Une portée symbolique pour le diplôme de doctorat

Au-delà de l’importance apportée à l’engagement d’intégrité, le serment des docteurs vient également clore la soutenance de manière formelle. Cette prestation y ajoute une portée symbolique.

Elle offre une conclusion aux années de formation suivies par les jeunes chercheurs, comme l’explique Pierre Ouzoulias, sénateur des Hauts-de-Seine et rapporteur de la proposition législative :

« C’est un amendement qui s’inscrit dans la durée. Dès le départ, l’objectif était de s’inscrire dans le prolongement des travaux du Professeur Pierre Corvol sur son rapport remis en 2016 sur l’intégrité scientifique.

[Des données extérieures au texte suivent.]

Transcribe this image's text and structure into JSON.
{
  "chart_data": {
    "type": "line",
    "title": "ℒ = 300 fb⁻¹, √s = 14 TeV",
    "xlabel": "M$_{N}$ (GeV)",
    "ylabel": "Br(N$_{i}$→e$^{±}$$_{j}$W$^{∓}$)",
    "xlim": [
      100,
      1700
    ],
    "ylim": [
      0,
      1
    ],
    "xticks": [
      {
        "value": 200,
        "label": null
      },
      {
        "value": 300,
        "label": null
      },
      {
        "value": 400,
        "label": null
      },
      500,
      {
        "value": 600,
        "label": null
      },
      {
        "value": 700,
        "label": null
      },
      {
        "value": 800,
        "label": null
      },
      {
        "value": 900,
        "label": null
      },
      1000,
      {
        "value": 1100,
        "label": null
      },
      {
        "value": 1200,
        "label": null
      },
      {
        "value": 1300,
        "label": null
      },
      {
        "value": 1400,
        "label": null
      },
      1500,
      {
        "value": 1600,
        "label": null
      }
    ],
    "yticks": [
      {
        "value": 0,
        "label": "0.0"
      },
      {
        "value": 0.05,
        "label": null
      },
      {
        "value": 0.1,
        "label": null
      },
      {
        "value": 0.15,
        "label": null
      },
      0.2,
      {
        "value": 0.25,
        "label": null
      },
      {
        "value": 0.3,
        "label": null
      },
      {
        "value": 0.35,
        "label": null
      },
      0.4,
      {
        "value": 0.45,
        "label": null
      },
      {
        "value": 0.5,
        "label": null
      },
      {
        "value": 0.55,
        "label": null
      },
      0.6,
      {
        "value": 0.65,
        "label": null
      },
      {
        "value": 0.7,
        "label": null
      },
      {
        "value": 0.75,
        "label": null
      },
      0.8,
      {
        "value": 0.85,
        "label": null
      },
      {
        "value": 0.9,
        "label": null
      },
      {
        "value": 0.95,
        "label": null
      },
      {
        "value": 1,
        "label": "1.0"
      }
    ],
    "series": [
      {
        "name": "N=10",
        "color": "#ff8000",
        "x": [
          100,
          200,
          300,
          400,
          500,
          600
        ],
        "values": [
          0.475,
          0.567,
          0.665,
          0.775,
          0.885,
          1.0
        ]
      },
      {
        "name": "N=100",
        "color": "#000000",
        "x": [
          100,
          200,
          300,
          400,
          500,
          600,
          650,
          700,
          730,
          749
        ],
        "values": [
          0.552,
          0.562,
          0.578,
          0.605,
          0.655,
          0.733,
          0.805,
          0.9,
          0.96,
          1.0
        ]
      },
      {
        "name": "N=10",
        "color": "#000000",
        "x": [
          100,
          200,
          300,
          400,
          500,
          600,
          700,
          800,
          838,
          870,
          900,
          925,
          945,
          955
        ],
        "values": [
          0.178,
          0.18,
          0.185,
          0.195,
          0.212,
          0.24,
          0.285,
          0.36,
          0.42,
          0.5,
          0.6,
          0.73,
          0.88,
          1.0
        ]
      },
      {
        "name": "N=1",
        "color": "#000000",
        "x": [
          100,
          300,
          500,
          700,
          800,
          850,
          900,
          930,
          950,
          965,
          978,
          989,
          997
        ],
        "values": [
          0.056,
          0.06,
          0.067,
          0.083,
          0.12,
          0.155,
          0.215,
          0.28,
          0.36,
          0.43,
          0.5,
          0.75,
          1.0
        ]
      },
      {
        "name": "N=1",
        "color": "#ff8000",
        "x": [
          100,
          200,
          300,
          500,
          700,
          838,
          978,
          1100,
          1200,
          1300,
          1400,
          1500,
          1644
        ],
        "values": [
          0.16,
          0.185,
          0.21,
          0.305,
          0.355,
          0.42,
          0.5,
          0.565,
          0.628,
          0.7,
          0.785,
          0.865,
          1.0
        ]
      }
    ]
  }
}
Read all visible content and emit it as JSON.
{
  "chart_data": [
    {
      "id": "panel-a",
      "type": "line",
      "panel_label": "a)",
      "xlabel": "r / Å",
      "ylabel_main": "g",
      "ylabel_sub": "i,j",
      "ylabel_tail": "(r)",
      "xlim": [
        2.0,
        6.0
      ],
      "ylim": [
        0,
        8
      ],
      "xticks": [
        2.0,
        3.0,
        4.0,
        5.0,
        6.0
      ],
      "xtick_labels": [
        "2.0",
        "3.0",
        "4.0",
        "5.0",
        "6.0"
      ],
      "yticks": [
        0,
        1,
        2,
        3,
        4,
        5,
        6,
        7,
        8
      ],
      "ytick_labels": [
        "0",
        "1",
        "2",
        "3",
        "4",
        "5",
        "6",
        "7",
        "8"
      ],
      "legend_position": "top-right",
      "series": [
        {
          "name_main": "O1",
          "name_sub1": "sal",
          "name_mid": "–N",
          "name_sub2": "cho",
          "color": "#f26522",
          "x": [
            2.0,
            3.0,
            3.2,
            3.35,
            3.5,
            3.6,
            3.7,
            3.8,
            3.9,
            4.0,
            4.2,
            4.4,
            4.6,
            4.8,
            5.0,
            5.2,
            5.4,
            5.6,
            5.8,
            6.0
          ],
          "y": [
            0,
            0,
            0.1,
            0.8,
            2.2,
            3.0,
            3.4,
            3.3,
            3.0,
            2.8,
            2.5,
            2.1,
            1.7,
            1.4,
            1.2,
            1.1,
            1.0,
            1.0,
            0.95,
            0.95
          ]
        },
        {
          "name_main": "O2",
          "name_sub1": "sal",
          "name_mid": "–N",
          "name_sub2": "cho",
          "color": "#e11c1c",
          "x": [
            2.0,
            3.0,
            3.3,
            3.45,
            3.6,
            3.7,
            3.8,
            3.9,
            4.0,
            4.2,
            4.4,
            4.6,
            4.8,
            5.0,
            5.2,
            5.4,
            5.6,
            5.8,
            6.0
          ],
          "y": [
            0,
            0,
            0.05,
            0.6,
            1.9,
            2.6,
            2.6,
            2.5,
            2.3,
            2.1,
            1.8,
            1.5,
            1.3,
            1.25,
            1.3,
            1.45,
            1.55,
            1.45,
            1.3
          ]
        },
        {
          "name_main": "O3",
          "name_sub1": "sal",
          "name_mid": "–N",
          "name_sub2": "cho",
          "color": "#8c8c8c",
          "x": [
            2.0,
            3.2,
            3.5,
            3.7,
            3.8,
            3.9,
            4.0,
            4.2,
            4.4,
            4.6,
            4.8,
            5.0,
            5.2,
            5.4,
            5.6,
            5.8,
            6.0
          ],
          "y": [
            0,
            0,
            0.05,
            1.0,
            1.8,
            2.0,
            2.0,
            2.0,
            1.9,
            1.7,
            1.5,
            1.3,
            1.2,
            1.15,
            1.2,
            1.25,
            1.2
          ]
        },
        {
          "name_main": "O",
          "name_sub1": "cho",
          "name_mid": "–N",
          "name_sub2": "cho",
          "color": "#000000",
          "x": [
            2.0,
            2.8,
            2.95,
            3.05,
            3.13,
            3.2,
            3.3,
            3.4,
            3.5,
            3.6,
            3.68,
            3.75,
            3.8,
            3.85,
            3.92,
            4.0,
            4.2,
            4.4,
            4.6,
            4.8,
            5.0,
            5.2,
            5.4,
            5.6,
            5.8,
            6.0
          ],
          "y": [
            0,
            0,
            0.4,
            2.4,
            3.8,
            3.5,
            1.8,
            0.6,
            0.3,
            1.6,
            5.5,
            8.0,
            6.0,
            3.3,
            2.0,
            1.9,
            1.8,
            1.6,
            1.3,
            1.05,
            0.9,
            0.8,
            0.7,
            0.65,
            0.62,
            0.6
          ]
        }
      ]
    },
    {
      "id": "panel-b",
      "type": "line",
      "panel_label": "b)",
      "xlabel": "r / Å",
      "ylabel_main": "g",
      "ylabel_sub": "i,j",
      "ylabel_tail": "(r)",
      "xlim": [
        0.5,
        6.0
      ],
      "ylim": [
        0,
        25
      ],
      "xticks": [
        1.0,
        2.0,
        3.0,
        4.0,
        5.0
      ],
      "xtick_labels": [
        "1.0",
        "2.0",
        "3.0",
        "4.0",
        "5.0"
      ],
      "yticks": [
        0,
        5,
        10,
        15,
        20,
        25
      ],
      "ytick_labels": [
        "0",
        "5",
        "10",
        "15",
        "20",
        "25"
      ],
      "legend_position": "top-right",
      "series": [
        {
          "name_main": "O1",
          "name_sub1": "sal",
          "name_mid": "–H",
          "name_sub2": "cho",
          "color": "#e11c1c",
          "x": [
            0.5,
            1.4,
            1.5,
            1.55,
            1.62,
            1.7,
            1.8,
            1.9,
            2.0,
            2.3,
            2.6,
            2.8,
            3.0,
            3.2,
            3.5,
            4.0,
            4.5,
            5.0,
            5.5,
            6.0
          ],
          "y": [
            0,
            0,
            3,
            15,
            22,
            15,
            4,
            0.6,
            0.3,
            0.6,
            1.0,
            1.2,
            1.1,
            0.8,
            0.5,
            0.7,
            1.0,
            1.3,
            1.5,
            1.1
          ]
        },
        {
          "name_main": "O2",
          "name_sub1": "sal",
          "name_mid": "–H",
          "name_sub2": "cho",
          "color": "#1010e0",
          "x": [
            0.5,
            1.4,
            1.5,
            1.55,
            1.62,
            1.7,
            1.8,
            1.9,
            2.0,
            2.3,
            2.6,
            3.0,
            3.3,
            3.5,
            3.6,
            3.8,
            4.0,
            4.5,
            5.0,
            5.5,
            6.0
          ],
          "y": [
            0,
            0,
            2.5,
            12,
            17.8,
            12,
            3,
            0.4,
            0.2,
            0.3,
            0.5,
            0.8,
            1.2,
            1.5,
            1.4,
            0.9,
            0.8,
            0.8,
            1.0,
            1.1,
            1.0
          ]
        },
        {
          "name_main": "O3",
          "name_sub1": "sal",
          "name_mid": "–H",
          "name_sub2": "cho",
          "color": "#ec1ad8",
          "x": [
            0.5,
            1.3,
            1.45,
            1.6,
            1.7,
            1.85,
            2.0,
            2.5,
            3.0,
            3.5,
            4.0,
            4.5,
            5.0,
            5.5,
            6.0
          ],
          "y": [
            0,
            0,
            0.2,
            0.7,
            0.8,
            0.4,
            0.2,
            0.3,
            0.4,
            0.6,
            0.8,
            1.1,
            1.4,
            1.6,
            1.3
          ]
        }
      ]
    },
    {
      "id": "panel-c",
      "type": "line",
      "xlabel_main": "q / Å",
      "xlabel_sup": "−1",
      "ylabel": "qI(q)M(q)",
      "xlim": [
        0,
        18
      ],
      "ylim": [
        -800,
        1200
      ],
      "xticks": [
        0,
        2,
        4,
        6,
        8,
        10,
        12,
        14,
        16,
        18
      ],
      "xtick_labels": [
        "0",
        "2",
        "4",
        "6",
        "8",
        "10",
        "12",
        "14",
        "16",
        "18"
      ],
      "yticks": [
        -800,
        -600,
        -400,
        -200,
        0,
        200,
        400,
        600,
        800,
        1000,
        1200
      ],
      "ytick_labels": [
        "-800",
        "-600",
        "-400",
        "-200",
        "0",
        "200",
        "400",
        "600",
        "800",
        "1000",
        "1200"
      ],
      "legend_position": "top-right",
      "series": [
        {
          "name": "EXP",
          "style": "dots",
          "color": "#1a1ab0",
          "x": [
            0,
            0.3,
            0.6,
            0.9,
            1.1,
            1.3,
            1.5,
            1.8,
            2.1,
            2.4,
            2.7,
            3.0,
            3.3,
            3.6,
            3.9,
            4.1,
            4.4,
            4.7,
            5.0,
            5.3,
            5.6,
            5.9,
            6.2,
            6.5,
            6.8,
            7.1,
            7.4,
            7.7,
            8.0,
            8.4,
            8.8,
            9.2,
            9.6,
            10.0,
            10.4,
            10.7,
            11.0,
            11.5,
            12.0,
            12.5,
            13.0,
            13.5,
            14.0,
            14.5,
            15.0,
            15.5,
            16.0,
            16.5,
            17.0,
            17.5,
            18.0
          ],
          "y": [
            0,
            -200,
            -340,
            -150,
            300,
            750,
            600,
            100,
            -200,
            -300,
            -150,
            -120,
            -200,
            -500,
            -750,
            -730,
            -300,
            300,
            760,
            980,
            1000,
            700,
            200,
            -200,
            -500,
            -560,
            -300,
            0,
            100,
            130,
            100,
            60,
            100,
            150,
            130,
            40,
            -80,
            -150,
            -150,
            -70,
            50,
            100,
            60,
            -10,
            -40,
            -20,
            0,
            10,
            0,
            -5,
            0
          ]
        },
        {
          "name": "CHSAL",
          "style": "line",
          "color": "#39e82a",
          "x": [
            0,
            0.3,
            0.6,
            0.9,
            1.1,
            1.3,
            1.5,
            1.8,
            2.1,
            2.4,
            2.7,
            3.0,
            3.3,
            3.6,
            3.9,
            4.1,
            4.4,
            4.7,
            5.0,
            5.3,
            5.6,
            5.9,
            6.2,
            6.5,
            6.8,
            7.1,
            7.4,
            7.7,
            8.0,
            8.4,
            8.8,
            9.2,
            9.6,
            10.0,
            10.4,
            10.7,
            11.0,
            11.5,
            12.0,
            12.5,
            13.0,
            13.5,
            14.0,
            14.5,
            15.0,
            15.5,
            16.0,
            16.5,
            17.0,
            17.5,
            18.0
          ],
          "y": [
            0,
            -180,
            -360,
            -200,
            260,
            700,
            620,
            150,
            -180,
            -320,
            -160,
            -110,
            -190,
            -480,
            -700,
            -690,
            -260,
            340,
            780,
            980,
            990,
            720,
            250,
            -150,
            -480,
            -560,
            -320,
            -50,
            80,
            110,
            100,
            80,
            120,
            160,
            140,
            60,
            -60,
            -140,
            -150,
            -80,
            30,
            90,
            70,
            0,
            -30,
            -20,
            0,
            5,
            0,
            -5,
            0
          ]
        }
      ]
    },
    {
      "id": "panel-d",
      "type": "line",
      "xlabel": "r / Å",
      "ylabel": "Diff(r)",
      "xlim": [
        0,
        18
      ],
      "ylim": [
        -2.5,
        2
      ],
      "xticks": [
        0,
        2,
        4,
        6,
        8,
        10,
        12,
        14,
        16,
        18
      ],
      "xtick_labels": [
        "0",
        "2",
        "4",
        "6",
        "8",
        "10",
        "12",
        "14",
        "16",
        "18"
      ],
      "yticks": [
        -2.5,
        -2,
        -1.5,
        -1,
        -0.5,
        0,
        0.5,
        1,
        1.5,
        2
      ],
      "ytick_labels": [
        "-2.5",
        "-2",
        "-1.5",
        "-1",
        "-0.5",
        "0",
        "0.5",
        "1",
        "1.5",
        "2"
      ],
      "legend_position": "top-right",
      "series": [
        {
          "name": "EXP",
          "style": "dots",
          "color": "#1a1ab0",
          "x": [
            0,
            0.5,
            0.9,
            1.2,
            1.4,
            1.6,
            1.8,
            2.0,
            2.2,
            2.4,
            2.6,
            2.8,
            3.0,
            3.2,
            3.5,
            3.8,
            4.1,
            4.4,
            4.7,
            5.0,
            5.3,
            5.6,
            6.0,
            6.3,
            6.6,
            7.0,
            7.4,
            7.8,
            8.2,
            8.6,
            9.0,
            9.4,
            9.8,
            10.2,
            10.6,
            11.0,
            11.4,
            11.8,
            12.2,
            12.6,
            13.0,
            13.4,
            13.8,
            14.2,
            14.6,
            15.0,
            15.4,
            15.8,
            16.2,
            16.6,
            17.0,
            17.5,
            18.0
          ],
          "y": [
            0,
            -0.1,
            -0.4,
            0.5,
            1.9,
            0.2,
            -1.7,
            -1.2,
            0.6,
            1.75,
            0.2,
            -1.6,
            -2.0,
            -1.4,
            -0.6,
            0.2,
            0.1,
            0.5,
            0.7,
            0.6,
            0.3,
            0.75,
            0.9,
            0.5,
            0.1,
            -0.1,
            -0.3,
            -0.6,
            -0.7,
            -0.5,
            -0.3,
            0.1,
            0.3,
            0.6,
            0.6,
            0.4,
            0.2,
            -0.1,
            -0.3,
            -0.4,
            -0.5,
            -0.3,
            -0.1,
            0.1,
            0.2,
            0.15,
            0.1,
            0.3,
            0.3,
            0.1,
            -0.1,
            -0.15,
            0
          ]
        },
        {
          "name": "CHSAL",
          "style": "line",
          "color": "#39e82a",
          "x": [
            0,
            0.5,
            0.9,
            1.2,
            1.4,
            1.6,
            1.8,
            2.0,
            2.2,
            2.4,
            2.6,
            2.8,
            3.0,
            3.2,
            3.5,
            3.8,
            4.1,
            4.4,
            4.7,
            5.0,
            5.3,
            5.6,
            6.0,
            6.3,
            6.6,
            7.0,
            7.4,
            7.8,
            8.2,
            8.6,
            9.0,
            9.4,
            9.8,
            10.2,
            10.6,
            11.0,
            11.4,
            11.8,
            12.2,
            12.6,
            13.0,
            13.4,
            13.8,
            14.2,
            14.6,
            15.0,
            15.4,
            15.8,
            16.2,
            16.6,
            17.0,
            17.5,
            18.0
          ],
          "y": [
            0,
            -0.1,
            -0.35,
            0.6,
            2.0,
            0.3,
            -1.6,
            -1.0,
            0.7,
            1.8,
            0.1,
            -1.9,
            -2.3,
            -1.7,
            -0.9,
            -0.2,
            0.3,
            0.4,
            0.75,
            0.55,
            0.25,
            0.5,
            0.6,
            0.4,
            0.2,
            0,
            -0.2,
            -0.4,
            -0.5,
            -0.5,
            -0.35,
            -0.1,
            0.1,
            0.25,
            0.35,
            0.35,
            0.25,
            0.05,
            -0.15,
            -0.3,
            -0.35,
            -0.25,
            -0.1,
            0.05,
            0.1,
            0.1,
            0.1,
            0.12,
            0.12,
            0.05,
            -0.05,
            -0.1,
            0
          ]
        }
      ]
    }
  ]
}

Concernant l’apport du serment des docteurs, il faut savoir que j’ai soutenu une thèse, j’ai participé à des jurys de thèses, et on avait le sentiment qu’il manquait quelque chose. Il manquait un événement solennel, un partage entre le nouveau docteur, la famille, les membres du jury… Un élément qui permette une symbiose des valeurs et des principes forts. »

Pour Aymen Danoun, le serment des docteurs est une étape importante qui doit se compléter avant et après le doctorat dans l’ensemble de sa pratique de recherche :

J’invite tous les jeunes chercheurs à garantir cette pratique de l’intégrité scientifique. J’estime que c’est fondamental. Il s’agit de la boussole qui devrait guider la recherche de manière générale. Si on adopte ce type d’approche dès le début de sa carrière, cela va devenir quelque chose qui va nous définir en tant que chercheur.